Это был очень интересный субъект. Люди, имевшие возможность наблюдать его непосредственно, с самого его младенческого возраста, рассказывали мне, что девятнадцати месяцев от роду он неутешно плакал по поводу того, что бабушка не позволяла ему кормить ее с ложки, а трех с половиною лет он был выловлен из кадки с водою, в которую забрался с целью научить пребывавшую там на дне лягушку плавать, как плавают «большие мальчики».

Два года спустя он повредил себе правый глаз, пытаясь внушить кошке, как следует перетаскивать с места на место котят, не причиняя им боли. В тот же период он был сильно ужален в лицо пчелою, которую хотел пересадить с одного цветка на другой, более, по его мнению, для нее подходящий в смысле извлечения из него сладкого сока.

Вообще он всегда стремился помогать другим. Например, он по целым часам читал наставления курам, как следует высиживать цыплят, и часто отказывался от прогулок и игр со сверстниками, чтобы остаться дома со своей белкой и разъяснить ей, какие орехи более пригодны для нее.

Будучи около семи лет от роду, он вел споры со своей матерью относительно ухода за грудными детьми и упрекал отца в неумении воспитывать более взрослых детей, в том числе и самого его.

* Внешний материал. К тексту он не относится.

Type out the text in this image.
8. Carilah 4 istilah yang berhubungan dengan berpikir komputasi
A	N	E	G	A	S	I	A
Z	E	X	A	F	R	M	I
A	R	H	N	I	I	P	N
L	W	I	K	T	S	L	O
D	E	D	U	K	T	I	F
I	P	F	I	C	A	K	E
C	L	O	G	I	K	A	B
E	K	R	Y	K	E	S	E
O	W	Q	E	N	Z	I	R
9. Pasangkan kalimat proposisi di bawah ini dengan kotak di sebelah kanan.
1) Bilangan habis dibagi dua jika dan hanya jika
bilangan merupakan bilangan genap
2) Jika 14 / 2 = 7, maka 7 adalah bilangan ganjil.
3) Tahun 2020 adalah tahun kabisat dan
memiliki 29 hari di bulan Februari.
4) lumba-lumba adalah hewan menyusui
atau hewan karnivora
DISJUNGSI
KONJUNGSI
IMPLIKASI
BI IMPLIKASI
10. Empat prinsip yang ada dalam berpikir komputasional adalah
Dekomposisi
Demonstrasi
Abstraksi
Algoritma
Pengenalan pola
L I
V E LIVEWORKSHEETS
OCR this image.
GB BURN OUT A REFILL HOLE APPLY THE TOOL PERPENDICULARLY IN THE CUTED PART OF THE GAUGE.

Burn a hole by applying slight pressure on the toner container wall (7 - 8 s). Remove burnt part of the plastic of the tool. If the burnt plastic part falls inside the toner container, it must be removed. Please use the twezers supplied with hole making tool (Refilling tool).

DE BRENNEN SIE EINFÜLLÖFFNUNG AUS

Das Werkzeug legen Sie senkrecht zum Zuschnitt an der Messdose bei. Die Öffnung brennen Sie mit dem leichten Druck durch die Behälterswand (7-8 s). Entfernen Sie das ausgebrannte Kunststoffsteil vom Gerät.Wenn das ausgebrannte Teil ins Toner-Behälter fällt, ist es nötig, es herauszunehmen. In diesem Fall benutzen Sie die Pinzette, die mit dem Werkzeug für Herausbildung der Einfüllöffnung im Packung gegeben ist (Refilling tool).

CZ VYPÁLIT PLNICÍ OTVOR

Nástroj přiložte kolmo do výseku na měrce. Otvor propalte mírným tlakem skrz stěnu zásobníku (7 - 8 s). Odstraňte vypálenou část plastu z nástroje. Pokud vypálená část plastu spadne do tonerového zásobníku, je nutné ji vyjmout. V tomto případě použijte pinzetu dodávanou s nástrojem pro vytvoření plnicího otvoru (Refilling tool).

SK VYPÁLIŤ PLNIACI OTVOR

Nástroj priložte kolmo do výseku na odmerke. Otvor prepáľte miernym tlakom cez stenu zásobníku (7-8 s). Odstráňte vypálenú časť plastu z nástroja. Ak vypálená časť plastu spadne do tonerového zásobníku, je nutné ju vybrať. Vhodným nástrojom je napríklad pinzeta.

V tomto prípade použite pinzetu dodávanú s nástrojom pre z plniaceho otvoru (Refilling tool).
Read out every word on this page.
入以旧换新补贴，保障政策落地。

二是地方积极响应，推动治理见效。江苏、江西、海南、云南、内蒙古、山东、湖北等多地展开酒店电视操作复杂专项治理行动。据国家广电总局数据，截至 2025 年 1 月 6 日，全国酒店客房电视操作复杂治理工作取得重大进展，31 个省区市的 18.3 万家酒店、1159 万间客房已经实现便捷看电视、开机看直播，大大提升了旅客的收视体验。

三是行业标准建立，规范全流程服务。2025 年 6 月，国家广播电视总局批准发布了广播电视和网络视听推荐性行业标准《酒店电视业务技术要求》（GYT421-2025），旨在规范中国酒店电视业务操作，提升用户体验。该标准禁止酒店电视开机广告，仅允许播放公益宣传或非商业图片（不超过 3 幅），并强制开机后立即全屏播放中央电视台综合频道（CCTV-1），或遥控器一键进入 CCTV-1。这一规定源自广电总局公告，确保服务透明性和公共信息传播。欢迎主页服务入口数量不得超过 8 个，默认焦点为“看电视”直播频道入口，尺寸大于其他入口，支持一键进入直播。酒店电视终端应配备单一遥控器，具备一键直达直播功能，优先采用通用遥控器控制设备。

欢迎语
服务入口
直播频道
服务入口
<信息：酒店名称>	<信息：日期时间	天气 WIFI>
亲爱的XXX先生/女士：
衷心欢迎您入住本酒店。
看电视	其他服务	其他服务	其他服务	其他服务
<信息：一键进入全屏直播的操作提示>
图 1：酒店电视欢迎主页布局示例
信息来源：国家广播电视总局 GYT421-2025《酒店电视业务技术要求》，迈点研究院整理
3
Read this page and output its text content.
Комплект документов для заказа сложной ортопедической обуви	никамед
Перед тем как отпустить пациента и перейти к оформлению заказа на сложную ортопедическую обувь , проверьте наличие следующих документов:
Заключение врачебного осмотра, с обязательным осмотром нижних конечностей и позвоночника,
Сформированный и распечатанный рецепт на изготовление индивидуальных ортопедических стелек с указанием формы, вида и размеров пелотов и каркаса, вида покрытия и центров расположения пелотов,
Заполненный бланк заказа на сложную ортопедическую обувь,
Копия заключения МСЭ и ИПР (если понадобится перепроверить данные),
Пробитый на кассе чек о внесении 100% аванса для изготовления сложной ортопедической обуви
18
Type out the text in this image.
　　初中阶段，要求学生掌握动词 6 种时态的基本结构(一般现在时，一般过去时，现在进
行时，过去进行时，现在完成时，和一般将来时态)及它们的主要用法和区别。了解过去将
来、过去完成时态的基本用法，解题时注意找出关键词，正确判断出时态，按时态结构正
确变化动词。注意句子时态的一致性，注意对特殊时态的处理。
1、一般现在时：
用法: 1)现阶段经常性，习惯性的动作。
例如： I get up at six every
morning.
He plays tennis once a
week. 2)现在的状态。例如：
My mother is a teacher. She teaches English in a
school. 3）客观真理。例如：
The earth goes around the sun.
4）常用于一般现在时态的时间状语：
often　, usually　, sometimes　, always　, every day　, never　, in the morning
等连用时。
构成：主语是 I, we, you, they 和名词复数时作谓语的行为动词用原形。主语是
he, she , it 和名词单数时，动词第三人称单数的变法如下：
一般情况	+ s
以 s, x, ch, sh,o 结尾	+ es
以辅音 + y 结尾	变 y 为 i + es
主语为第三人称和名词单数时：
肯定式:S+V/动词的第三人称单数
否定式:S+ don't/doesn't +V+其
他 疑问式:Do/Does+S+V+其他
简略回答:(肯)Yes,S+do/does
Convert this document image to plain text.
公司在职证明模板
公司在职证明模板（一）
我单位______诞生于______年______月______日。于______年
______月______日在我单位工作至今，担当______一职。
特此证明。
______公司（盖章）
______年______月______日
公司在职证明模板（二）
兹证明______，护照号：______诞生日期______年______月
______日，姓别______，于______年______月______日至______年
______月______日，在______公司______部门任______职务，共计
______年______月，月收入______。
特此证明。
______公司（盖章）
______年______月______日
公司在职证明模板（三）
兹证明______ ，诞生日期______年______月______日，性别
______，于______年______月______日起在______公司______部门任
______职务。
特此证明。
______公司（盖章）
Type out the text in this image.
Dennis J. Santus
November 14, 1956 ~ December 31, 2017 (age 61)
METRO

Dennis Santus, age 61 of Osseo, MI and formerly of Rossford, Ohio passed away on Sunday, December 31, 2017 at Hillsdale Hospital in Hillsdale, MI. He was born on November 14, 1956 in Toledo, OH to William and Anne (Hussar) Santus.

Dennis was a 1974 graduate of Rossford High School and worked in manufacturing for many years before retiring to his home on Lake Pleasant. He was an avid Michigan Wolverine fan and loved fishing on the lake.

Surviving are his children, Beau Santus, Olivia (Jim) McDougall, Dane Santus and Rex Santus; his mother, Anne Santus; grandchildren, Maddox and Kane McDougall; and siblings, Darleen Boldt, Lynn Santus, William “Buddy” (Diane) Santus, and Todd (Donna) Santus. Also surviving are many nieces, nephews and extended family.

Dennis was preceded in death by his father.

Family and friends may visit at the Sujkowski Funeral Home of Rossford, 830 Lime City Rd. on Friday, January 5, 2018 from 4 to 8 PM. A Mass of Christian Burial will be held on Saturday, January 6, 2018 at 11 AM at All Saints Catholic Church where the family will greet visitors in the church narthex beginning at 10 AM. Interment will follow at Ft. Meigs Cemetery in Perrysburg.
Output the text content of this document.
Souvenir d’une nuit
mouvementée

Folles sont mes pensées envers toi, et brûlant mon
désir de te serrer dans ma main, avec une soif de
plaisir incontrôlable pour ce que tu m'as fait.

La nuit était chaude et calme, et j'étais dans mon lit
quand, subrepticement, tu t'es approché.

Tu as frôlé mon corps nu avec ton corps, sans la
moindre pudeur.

Он был очень добрый мальчик и всегда охотно позволял своим товарищам по школе списывать у него решение задач, мало того, что позволял, но даже чуть не насильно навязывал плоды своих трудов тем, которые и не просили его об этом. Он делал это от души. К несчастью, его решения постоянно оказывались неверными, и товарищи, срезавшиеся на них и, подобно всем людям, малым и большим, считавшиеся не с побудительными причинами, а лишь с одними результатами побуждений, по выходу из класса отплачивали ему за полученные из-за него дурные отметки доброй порцией тумаков.

Все его силы уходили на учение других, так что их не оставалось на то, чтобы учиться самому. Помню такой случай. Во время очень бурного переезда по каналу он бросился на капитанский мостик и стал было «учить» старого морского волка, как править кораблем. Разумеется, его тут же попросили удалиться на свое пассажирское место и не соваться не в свое дело.

Я познакомился с ним в трамвае при следующих обстоятельствах. Я сидел между двумя дамами, когда кондуктор пришел собирать плату за проезд. Одна из моих соседок вручила ему шестипенсовик с просьбою высадить ее у цирка Пиккадилли, куда проезд стоил только два пенса. Другая моя соседка оказалась подругой первой. Вынув из портмоне шиллинг и передавая его кондуктору, она сказала первой даме:

– Нет, милочка, мы сделаем иначе. Я должна тебе шесть пенсов. Ты отдашь мне четыре, а я уплачу за нас обеих.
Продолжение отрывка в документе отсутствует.